Chronique. Ce fut la marque de son ambition, la signature de son arrivée à la tête de l’entreprise. Quelques semaines à peine après sa prise de fonctions, en mai 2016, le nouveau patron de Bayer, Werner Baumann, décidait de faire l’acquisition de Monsanto, la célèbre firme agrochimique américaine. Pour un peu plus de 60 milliards d’euros, l’affaire fut entendue en quelques mois, validée par les grandes autorités de la concurrence de la planète. L’intégration des deux structures fut lancée à l’automne, en même temps que fut prise la décision d’abandonner le nom de l’entreprise absorbée, lesté de trop de scandales sanitaires et environnementaux.
L’avenir dira si cette opération fut, pour Bayer, une bonne idée. Mais pour l’heure, c’est peu de dire que quelques nuages s’accumulent sur l’avenir de « Bayanto », ce nouveau géant de la chimie, de la pharmacie, des biotechnologies, des semences et des pesticides. Trois de ces nuages sont particulièrement menaçants.
Un « cancérogène probable »
Le premier, nul ne peut plus l’ignorer, est le risque juridique encouru par l’entreprise aux Etats-Unis. Mercredi 27 mars, Bayer a été condamné à verser près de 81 millions de dollars (environ 72 millions d’euros) à un particulier victime d’un lymphome non hodgkinien, attribué à son utilisation intensive de Roundup.
Contrairement aux éléments de langage promus par la société, la condamnation ne porte pas sur un simple défaut d’étiquetage : après avoir écouté les experts commis par les deux parties, les jurés ont estimé – à tort ou à raison – que l’herbicide avait été un « facteur substantiel » dans le déclenchement de la maladie du plaignant.

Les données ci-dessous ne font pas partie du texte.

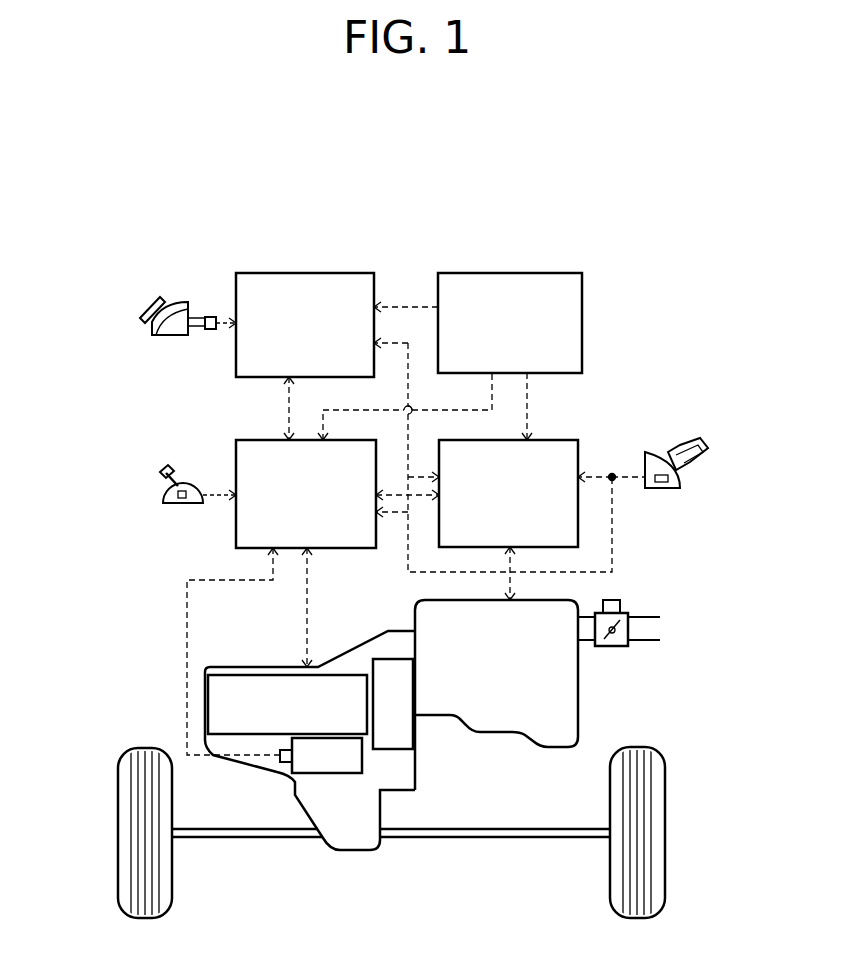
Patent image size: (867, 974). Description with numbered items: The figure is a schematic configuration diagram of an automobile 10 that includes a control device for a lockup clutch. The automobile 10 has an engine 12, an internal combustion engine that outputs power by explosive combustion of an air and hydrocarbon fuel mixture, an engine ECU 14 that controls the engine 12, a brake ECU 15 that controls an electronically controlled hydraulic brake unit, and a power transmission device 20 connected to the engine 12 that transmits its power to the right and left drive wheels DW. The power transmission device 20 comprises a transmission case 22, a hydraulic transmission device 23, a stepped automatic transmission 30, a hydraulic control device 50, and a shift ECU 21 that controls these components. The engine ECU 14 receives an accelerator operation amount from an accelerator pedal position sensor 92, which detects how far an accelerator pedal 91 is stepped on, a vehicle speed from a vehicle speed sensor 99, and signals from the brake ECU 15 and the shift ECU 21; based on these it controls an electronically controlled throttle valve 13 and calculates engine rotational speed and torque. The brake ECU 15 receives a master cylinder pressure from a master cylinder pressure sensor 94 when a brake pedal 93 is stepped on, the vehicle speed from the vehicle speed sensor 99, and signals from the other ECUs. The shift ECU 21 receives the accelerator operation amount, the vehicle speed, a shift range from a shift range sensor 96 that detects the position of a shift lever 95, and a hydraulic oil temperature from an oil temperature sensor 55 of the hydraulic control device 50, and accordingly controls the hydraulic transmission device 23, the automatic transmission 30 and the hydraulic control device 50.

The automobile 10 is at (662, 320).
The engine 12 is at (510, 732).
The electronically controlled throttle valve 13 is at (612, 648).
The engine ECU 14 is at (556, 440).
The brake ECU 15 is at (302, 273).
The power transmission device 20 is at (172, 655).
The shift ECU 21 is at (256, 440).
The transmission case 22 is at (244, 667).
The hydraulic transmission device 23 is at (392, 634).
The stepped automatic transmission 30 is at (207, 697).
The hydraulic control device 50 is at (318, 775).
The oil temperature sensor 55 is at (284, 763).
The accelerator pedal 91 is at (710, 462).
The accelerator pedal position sensor 92 is at (680, 480).
The brake pedal 93 is at (150, 312).
The master cylinder pressure sensor 94 is at (157, 314).
The shift lever 95 is at (162, 470).
The shift range sensor 96 is at (178, 493).
The vehicle speed sensor 99 is at (506, 273).
The drive wheels DW is at (118, 838).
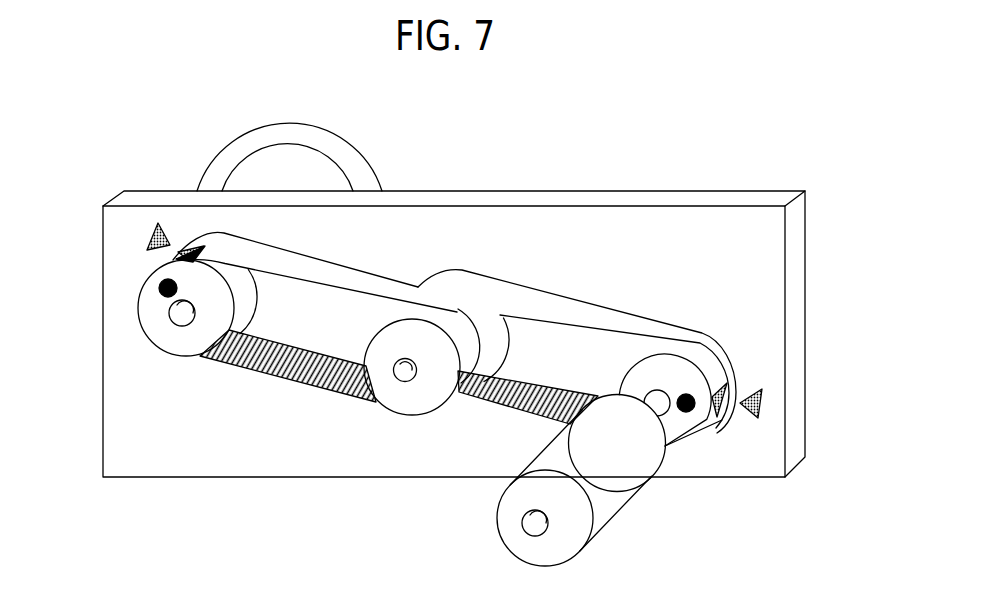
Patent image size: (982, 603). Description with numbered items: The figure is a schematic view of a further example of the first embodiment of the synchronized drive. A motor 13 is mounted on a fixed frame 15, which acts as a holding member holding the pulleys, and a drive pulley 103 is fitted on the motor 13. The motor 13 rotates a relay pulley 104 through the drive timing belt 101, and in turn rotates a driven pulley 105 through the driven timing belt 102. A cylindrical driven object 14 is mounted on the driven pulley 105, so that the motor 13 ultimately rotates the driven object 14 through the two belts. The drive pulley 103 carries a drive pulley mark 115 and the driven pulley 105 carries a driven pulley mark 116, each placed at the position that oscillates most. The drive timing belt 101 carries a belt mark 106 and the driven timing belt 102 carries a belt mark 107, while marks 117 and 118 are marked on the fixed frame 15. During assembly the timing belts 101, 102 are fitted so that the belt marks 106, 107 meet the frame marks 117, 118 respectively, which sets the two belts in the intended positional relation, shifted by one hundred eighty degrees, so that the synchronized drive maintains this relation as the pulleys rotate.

The motor 13 is at (343, 142).
The driven object 14 is at (613, 505).
The fixed frame 15 is at (527, 191).
The drive timing belt 101 is at (323, 267).
The driven timing belt 102 is at (568, 302).
The drive pulley 103 is at (173, 353).
The relay pulley 104 is at (400, 408).
The driven pulley 105 is at (628, 380).
The belt mark 106 is at (178, 252).
The belt mark 107 is at (716, 380).
The drive pulley mark 115 is at (158, 288).
The driven pulley mark 116 is at (686, 412).
The mark 117 is at (148, 237).
The mark 118 is at (762, 403).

Bayer a annoncé faire appel du jugement, mais les investisseurs n’en commencent pas moins à plier les gaules. L’action Bayer oscille ces jours-ci autour de 57 euros, soit une baisse de 60 % par rapport à avril 2015, où elle atteignait des records. Bayer pèse aujourd’hui 10 milliards d’euros de moins que les 63 milliards d’euros déboursés pour acheter Monsanto…

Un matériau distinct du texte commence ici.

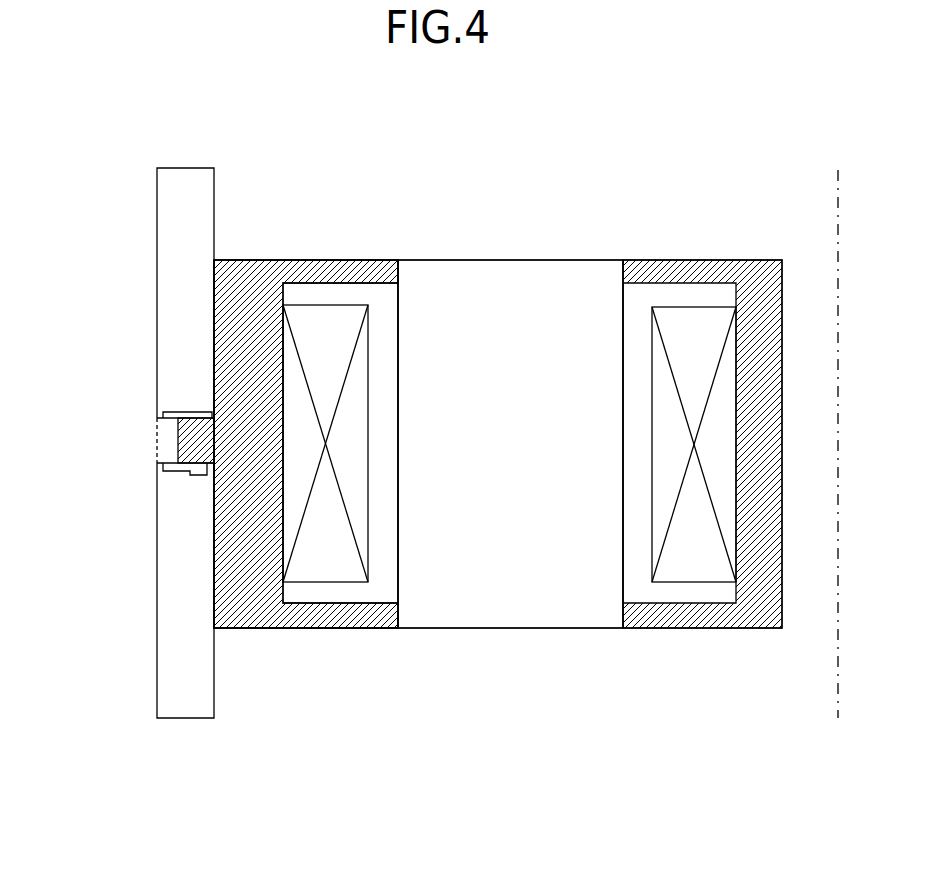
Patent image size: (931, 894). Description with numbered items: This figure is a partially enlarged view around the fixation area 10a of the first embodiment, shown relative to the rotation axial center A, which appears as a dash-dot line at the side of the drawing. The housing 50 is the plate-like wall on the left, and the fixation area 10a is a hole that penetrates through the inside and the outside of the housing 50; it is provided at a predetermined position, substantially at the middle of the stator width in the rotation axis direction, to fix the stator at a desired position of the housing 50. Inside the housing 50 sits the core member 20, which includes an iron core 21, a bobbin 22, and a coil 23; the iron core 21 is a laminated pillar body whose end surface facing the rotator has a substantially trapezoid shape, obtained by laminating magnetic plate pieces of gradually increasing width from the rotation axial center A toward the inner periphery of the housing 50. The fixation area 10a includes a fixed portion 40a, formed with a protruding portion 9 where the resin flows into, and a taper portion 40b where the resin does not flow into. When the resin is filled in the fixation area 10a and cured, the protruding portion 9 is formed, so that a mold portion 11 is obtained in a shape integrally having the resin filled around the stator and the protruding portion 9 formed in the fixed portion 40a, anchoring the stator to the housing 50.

The protruding portion 9 is at (200, 448).
The fixation area 10a is at (187, 472).
The mold portion 11 is at (260, 270).
The core member 20 is at (759, 165).
The iron core 21 is at (490, 272).
The bobbin 22 is at (663, 293).
The coil 23 is at (325, 318).
The fixed portion 40a is at (197, 408).
The taper portion 40b is at (175, 410).
The housing 50 is at (157, 230).
The rotation axial center A is at (836, 427).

Cette condamnation de Bayer par la justice fédérale américaine succède à un jugement rendu par un tribunal de l’Etat de Californie qui a également condamné la société à verser de larges indemnités (289 millions de dollars) à un jardinier touché par un autre lymphome non hodgkinien, attribué au même produit. Bayer a fait appel de la somme, ramenée à 78 millions de dollars, puis appel sur le fond.